Sabır hem dünyevi hem de uhrevi anlamda başarının olmazsa olmaz anahtarlarından biridir. Uzun ya da kısa vadeli hedeflere ulaşmak için, sabır öğrenilmesi ve alışkanlık haline getirilmesi gereken bir haldir, yani süreklilik kazanması gerekir.
Sabrın sözlük anlamı; köken itibarı ile engelleme, tutma, bırakmama anlamlarına gelir. [1]
Başarı ve hedeflere ulaşma sabırla gerçekleşir. Dünyevi bir kalkınma ve manevi başarı sabır olmadan mümkün olmaz.
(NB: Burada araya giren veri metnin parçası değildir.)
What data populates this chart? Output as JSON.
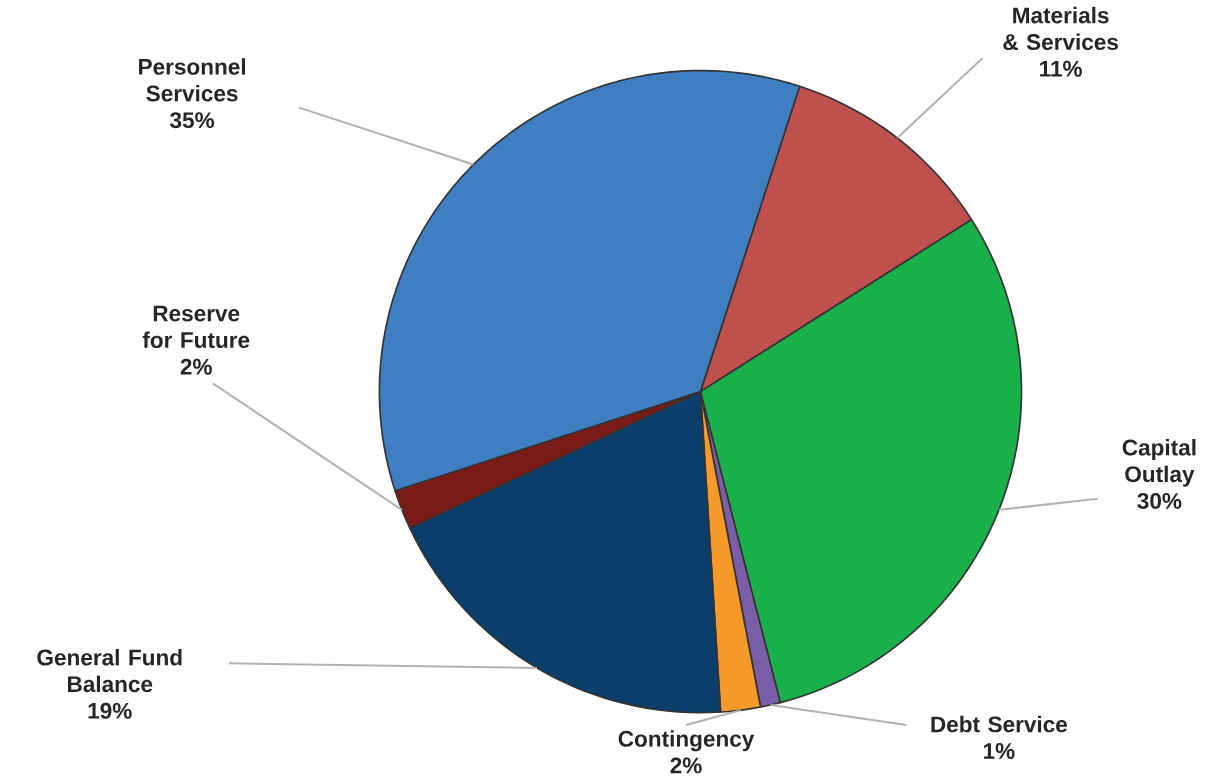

Aynı zamanda kontrolümüzde olmayan ya da istenmeyen olarak tabir edilen musibetlerde de psikolojik sağlığı korumak için sabır gerekli bir tutum haline gelir. Karşılaşılması olağan ve normal olan ölüm, kayıp, ayrılık gibi durumlarda da kişinin devam eden hayatında fiziksel ve zihinsel varoluş anlamını kaybetmemesi için de sabır gerekir. Bu durumda gereken sabır ise genelde sabır ile ilişkili olan tahammül kavramı ile aynı anlamda kullanılabilir fakat tahammül sabrı tam anlamıyla karşılamaz. Mebrure Doğan Sabır Psikolojisi adlı akademik çalışmasında sabırla ilişkili olan kavramları- sebat, azim, metanet, tahammül, umut ve iyimserlik, şükür, hoşgörü, acelecilik- ele almış ve aralarındaki bağlantıları detaylıca ele almıştır. [2]
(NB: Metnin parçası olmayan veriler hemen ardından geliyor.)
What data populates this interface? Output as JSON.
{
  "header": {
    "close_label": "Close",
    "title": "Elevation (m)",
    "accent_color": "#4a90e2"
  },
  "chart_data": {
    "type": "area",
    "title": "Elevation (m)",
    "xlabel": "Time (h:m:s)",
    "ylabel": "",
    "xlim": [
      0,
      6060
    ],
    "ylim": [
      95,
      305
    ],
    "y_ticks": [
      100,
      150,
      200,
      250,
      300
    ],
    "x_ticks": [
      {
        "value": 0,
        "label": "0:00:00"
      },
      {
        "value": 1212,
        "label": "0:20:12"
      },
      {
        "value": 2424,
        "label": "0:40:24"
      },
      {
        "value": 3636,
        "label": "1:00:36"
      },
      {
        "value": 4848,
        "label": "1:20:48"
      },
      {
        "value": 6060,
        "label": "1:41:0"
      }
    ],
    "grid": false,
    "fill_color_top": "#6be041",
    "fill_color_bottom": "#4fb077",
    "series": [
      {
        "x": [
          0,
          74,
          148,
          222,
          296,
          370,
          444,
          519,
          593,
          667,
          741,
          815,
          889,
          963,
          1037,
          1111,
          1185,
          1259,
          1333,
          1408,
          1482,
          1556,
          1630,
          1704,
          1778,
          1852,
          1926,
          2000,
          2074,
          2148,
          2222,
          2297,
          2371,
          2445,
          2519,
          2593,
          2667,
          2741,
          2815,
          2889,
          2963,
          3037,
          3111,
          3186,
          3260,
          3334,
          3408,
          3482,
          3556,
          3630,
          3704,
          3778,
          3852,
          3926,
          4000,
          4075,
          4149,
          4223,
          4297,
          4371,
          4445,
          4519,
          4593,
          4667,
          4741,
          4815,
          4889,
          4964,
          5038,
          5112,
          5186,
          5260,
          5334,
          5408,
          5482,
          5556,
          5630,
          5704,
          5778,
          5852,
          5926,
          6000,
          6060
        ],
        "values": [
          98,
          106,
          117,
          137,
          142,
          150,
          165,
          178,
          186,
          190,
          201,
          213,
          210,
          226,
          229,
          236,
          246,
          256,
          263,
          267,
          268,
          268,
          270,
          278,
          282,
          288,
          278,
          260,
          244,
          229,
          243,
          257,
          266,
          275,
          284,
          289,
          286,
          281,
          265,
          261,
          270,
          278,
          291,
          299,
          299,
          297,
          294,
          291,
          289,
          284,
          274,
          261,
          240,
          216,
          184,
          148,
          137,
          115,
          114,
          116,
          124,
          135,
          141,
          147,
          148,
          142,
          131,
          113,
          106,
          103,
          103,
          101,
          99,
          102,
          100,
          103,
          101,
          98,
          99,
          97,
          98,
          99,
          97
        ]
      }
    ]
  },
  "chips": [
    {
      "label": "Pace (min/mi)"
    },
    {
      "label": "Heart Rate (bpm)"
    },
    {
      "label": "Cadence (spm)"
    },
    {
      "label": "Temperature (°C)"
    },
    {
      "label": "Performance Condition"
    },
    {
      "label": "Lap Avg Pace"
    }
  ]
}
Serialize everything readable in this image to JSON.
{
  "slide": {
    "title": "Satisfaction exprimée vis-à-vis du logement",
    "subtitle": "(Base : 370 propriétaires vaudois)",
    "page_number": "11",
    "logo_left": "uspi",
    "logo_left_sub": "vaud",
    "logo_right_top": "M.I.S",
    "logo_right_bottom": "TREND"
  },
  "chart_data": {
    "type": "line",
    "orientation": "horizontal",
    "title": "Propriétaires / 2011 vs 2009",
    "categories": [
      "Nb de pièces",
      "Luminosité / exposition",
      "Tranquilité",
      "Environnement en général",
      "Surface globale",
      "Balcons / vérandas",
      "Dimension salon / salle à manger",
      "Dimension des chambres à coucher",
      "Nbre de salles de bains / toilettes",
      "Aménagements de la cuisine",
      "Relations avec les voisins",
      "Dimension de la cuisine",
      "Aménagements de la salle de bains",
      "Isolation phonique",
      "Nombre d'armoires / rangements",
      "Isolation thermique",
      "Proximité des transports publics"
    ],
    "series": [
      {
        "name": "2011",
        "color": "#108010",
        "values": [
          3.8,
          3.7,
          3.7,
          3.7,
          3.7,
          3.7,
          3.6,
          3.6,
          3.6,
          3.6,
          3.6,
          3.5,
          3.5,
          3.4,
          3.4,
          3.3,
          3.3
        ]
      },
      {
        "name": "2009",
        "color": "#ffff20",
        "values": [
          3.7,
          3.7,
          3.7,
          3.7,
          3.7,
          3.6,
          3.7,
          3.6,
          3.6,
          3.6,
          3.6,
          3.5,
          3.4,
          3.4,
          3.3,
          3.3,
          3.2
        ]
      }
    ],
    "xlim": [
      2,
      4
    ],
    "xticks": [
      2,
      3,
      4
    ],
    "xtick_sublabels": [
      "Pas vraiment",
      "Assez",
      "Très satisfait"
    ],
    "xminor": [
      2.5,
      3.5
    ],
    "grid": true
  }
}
Dinimiz bize dünya hayatıyla ilgili her konuda mutlaka bir çerçeve oluşturmuş ve hiçbir konuda boşluk bırakmamış din ve dünya bakışını, madde ve mana oluşumuzu asla ayırmamıştır. İnsanları, iman edenler ve etmeyenler olarak iki millete ayırdığımızda Müminlerin, sabrın yardımcı kuvvetini idrak ederek bu konuda kendini eğitmeye muhtaçlığı çok daha fazla olduğunu anlamak zor değildir. Bu nedenle sabır konusunu İman ve İslam çerçevesinde tefekkür edip ‘sabır’ kavramını doğru şekilde anlamaya, Ümmet-i Muhammed olarak, sorumluluk bilincimizi diri tutmayı ve hatırlamaya ihtiyacımız var. Doğru bir sabır anlayışı içinde başvurmamız gereken kaynaklar Kur’an-ı Kerim ve sünnettir.
Müslüman’ın hayatında sabır gerektiren konular çok çeşitli ve oldukça kapsayıcıdır. Bu yüzden sabrın hayatımızdaki yeri önemlidir. Yusuf el Karadavi (rehimehullah) Kur’an’da sabır alanlarını;
Küçüklükten bu yana ezbere saydığımız iman ve İslam’ın şartlarının her birinin yerine getirilmesi de aslında sabır gerektiren noktalardır. Örneğin meleklere iman sözde kalmış bir itiraf değil aynı zamanda hayatımıza yansıması gereken yani hayatın en içinde yer alan imani meseledir.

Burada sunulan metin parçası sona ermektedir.